Cosa sei disposto a fare per soldi? Questa è la domanda che Luciana (Ana Asensio) deve porsi per tutto il thriller pensieroso “Most Beautiful Island”.
Il film si apre con delle riprese a distanza di diverse donne che camminano attraverso Manhattan, prima di posarsi su Luciana, una ragazza che ha lasciato la sua Spagna natale dopo un trauma familiare. Essendo un’immigrata senza documenti che riesce a malapena a guadagnarsi da vivere a New York, Luciana, sarà disposta a tutto pur di sbarcare il lunario, perciò la vedremo impegnata a fare la baby-sitter di odiosi ragazzini o a lavorare part-time in costume da pollo per promuovere un ristorante.
La sua amica russa Olga (una vivida Natasha Romanova), ardente sostenitrice delle promesse del sogno americano, suggerisce una risposta offrendole un misterioso (ma molto redditizio) lavoro in uno scantinato di Chelsea. Dove Luciana entra, però, si rivela essere una tana da incubo di oggettivazione e pericolo fisico per il divertimento dei ricchi newyorkesi. A questo punto scopriamo anche cosa sarà delle donne che appaiono nella sequenza di apertura.

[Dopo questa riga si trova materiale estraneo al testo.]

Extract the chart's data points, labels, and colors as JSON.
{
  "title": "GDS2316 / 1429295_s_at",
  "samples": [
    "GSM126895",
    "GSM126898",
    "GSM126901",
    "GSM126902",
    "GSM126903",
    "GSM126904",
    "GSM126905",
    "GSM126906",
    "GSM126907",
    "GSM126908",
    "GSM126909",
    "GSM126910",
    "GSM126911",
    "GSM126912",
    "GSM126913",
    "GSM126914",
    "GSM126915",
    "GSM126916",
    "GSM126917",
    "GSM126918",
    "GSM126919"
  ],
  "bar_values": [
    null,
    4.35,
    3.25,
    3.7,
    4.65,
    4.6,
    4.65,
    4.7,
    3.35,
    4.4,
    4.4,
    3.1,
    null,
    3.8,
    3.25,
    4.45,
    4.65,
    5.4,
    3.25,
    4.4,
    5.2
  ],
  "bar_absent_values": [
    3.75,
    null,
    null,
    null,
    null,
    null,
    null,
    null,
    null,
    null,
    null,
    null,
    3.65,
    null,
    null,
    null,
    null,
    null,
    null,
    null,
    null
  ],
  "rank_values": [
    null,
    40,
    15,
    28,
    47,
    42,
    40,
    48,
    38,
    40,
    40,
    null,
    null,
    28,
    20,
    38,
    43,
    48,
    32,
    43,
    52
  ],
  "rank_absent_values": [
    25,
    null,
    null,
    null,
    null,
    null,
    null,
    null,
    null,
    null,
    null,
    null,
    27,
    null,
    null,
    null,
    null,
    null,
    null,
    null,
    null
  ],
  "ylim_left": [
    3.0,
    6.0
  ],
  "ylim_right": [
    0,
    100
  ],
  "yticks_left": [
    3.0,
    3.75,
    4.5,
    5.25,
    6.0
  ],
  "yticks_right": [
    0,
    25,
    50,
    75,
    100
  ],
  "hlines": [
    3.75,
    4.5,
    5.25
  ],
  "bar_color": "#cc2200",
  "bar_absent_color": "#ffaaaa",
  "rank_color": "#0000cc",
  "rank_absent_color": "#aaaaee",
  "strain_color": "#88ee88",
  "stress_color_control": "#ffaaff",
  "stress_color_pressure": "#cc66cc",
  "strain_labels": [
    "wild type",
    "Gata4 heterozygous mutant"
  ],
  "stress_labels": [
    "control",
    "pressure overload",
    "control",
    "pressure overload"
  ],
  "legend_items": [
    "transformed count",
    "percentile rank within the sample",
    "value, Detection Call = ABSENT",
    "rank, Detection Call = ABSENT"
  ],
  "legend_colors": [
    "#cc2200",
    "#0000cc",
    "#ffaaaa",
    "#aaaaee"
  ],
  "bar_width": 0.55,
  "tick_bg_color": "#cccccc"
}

In questo promettente esordio, Ana Asensio interpreta il triplo ruolo di sceneggiatrice, regista e protagonista. Con l’aiuto del suo direttore della fotografia Noah Greenberg e del suo sound designer Jeffery Alan Jones, usa inquietanti scatti di tracciamento, frenetici paesaggi urbani, rumori ambientali e sequenze di calma prolungata per evocare inquietudine e terrore. Il suo produttore Larry Fessenden (“Wendigo”) è una vecchia mano nell’horror indipendente e con lui Asensio è abilmente riuscita a rendere il “destino” davvero orribile. Come riflessione sulle esperienze degli immigranti privi di documenti, “Most Beautiful Island” rappresenta un esempio estremo di ciò che la gente è disposta a fare per cavarsela, ma lo fa senza sminuire i suoi vulnerabili personaggi.